A 1st Century marble statue of Jupiter

In this very personal look at the Roman god Jupiter, King of the Gods, Baylor University professor Julia Dyson Hejduk has given us in her new book the first fully scholarly treatment of the god as a character in his own right.

To accomplish this she examines the texts of five Augustan poets (that is, poets from the age of the first Roman emperor, Augustus) who, after years of study, have become her friends. This intimate approach saves the book from being the typical dry-as-dust professional treatise. Any Latin in the book is translated into English, and since much of the book deals with Jupiter’s sexual adventures, there is no lack of titillating (or disturbing) material. “My exploration of Jupiter attempts to shed light on the unique personalities of five men, and I ultimately decided that the best way to create a nuanced portrait of each was to examine them separately.”

The five poets are Virgil, Horace, Tibullus, Propertius, and Ovid. Naturally each poet tells of Jupiter in different ways, leading to “paradoxes and contradictions, such as the perennial tension between Lover and Thunderer.” This, Hejduk admits, is reflected in a certain “shizophrenic quality” in what we learn of the god.

In her first poet, Virgil, the author sees a direct comparison between the meaning of his poetry and modern American politics. “After thirty years of reading this poet, I am convinced that if there is a coherent meaning to his poems, it must reside partly in his carefully crafted insolubility. I believe he was plagued throughout his life by this question: Looking at the same data set how can two decent, intelligent people, who ostensibly share the same values, come to opposite conclusions that can tear a community apart (a question made very real to Americans in the wake of the 2016 election.)” We can certainly update Hejduk’s concern with a force magnifier for the 2020 election.

In a 63-page chapter, the author traces what she terms Jupiter’s trajectory through the extant poems of Virgil. Since there is no unifying, single answer in Virgil to any of a host of questions, we are left with a series of counterfactuals. In the Aeneid, for example, Jupiter plays a key role in a human sacrifice with which the poem ends. In a passage most readers see as Jupiter’s lowest point, Virgil embeds a moral affirmation of the god, who as a matter of justice “frightens cities that deserve it with war.” Hejduk has no answer as to why the only assertion of Jupiter’s justice is placed within a narrative of human sacrifice.

But she does have an opinion on a pair of questions that are asked in the poem: “Is such great wrath in the minds of the gods above?; Did it please you, Jupiter, for peoples destined for eternal peace to clash with such strife?” Hejduk explains that the first “asks about the problem of Evil in general; the second asks about the specific evil endemic to Roman history, civil war.” Her answer to both is a sobering Yes.

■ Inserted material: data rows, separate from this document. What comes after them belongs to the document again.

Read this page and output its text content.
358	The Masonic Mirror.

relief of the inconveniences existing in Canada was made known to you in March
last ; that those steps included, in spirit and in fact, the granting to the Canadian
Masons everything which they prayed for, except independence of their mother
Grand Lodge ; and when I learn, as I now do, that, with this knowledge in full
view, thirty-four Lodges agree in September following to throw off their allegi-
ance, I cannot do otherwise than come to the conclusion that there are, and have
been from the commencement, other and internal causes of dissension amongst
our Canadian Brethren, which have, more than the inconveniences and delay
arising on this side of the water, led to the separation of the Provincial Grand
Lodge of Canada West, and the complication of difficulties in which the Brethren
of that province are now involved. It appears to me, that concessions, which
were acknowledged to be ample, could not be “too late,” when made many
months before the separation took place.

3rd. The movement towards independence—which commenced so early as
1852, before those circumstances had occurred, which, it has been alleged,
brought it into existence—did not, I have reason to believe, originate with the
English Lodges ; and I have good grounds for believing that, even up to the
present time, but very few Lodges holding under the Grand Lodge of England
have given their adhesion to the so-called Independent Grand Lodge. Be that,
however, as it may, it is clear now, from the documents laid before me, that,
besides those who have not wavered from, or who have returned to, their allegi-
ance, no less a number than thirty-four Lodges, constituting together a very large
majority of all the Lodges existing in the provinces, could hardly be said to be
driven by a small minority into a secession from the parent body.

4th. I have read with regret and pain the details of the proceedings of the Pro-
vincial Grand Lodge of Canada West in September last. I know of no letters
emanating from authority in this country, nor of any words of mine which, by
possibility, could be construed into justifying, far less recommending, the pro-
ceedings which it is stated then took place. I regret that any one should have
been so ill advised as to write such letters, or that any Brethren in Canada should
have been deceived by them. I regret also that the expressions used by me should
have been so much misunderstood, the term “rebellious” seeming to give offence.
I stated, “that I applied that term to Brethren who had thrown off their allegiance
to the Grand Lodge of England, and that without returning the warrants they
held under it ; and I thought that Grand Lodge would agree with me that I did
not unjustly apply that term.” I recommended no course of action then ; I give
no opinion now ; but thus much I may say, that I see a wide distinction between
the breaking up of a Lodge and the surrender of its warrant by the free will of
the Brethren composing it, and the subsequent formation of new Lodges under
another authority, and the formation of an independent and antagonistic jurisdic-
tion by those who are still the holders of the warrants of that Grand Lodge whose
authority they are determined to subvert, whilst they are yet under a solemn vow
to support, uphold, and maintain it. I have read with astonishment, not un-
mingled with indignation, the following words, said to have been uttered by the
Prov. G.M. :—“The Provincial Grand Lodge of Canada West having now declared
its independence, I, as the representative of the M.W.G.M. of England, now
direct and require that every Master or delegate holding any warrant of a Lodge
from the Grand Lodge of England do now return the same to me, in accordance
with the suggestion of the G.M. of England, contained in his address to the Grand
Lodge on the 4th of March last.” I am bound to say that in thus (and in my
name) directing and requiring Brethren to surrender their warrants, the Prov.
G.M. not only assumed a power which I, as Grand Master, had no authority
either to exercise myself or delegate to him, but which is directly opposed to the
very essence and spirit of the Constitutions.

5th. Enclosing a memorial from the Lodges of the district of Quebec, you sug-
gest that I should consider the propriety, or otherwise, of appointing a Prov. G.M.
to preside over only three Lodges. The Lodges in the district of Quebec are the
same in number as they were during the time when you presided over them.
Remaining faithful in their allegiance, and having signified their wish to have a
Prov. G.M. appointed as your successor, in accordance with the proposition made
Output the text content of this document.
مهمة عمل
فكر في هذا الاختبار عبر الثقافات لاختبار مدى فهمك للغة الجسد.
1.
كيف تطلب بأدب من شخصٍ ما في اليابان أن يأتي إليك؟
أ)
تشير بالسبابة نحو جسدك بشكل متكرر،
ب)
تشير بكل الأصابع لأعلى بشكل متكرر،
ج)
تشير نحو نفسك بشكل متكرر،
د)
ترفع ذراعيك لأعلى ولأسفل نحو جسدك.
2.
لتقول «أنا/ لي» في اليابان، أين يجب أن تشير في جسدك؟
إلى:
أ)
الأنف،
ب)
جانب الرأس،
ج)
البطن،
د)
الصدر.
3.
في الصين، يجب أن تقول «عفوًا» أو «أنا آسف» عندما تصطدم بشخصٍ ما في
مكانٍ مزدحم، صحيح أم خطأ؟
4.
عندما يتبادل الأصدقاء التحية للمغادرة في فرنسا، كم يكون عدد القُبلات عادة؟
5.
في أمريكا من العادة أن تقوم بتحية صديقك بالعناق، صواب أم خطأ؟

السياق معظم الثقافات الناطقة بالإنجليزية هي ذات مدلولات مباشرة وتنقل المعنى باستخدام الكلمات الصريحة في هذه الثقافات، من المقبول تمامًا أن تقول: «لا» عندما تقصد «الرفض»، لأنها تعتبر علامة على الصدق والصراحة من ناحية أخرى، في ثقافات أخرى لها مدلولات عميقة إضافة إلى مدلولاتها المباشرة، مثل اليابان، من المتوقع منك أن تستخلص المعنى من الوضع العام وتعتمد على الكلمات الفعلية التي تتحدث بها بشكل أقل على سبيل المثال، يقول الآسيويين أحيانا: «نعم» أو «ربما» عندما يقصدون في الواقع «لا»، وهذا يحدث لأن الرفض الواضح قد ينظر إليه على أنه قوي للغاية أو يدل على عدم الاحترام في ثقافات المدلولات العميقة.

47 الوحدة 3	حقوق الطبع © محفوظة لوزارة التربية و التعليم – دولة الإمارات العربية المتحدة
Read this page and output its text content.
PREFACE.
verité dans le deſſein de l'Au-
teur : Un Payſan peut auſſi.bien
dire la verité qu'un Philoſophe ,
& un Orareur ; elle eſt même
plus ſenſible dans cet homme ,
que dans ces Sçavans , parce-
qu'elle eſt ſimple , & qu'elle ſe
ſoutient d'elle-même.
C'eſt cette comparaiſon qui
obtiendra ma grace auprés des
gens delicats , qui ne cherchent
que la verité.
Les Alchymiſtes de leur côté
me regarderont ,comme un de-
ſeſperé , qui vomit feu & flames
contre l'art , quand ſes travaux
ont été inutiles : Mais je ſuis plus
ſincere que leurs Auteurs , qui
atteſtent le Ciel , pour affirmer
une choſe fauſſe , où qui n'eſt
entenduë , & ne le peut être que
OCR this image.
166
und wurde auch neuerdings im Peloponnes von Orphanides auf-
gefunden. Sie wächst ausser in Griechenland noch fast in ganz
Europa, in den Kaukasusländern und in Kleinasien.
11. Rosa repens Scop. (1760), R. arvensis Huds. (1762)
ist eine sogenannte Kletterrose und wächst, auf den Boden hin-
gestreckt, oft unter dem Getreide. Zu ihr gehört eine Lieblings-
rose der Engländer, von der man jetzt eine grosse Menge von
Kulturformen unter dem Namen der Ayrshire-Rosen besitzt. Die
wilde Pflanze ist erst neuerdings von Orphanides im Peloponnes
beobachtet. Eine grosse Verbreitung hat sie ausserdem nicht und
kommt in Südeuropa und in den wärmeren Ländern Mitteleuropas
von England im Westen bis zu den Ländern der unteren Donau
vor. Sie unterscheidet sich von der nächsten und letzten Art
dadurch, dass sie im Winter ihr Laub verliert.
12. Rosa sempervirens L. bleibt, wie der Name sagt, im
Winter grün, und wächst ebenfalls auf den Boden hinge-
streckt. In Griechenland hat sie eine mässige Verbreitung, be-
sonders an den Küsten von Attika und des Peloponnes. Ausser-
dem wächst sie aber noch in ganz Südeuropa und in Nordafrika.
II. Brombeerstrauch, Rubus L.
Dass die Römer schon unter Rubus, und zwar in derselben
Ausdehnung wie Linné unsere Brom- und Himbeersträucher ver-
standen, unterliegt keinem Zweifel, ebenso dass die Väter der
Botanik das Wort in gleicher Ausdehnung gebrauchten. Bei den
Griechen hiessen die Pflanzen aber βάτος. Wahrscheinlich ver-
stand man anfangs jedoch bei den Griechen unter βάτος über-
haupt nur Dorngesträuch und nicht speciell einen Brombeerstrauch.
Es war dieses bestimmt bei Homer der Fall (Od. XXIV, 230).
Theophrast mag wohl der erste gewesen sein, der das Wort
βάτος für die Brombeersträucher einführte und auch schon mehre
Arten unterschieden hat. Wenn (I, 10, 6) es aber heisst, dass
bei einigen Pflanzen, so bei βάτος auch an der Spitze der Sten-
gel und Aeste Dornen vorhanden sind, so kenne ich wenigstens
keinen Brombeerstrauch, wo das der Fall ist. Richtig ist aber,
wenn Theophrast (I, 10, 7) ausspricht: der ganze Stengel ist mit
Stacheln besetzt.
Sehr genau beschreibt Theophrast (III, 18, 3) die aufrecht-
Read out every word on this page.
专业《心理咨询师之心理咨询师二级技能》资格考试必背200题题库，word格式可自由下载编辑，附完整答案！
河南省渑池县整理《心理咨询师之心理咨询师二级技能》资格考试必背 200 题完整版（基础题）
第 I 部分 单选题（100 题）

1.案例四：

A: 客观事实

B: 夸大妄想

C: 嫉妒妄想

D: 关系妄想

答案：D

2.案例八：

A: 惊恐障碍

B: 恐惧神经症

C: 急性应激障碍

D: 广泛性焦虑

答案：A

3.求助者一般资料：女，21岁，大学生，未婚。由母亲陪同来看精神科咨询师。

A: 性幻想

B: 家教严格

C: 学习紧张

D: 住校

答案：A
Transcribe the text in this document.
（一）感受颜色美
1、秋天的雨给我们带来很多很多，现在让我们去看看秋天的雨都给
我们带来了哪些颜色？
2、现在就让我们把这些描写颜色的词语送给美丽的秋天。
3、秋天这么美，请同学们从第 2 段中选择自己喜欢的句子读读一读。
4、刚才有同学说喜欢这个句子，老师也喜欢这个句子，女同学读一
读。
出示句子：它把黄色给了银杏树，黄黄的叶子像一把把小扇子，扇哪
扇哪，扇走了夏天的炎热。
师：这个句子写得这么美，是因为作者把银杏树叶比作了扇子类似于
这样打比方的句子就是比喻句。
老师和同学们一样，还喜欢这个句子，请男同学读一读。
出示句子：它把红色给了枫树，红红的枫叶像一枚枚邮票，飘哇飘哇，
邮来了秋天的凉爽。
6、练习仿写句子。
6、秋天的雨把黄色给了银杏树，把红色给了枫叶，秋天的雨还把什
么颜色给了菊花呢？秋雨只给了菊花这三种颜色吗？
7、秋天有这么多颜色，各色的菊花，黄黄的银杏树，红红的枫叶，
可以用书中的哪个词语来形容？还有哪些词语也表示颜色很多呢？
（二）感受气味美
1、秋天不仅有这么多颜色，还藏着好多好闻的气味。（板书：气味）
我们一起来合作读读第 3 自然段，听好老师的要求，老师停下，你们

All this relates to the wrath of Jupiter, his role as Thunderer. The best place to see his other major role at work is in the poetry of Tibullus (where she has a section on Jupiter the Lover and the Enemy of Love) and that of Ovid. Everyone knows of Helen who had the face that launched a thousand ships, and the Trojan War. What you might not know is that her father was none other than Jupiter. In Ovid’s Heroides, Helen is ambivalent “about which aspect of Jupiter to emphasize- his glory as a father, his attractiveness as a lover, or his deceptiveness as a seducer.” This poignant mixture of shame and pride reflects on her own character, so when she makes much of her affronted chastity when Paris makes his advances to her, it quickly crumbles when confronted with the weapon he uses: “his sexual attractiveness.” Hejduk sees this as an example of “the paradoxes of human desire.” Through his many poems, “Ovid is the one who brings Jupiter down to earth, even as he blatantly sends Augustus to heaven.” The god of Rome became Caesar.

To be clear, Hejduk looks here at Jupiter, not his Greek counterpart Zeus. Thus we see the king of the gods through the eyes of Romans, not the Greeks who preceded them. Zeus does make the occasional appearance, as the Augustan poets did much to rework the original exploits of Zeus in a Roman context, but you will not, for example, find the creation of man and woman here, as described in Hesiod.

This is a very fine book which will have a broad appeal ranging from gender studies and mythological research to the larger Classical audience and anyone interested in ancient Rome, especially its theological beliefs.

There is a translation error of a line by Propertius on page 191. The text reads “That goddess who so often kept longing lovers 379 apart.” Clearly, the insertion of “379” was a mistake.

The God of Rome is $74 from Oxford University Press.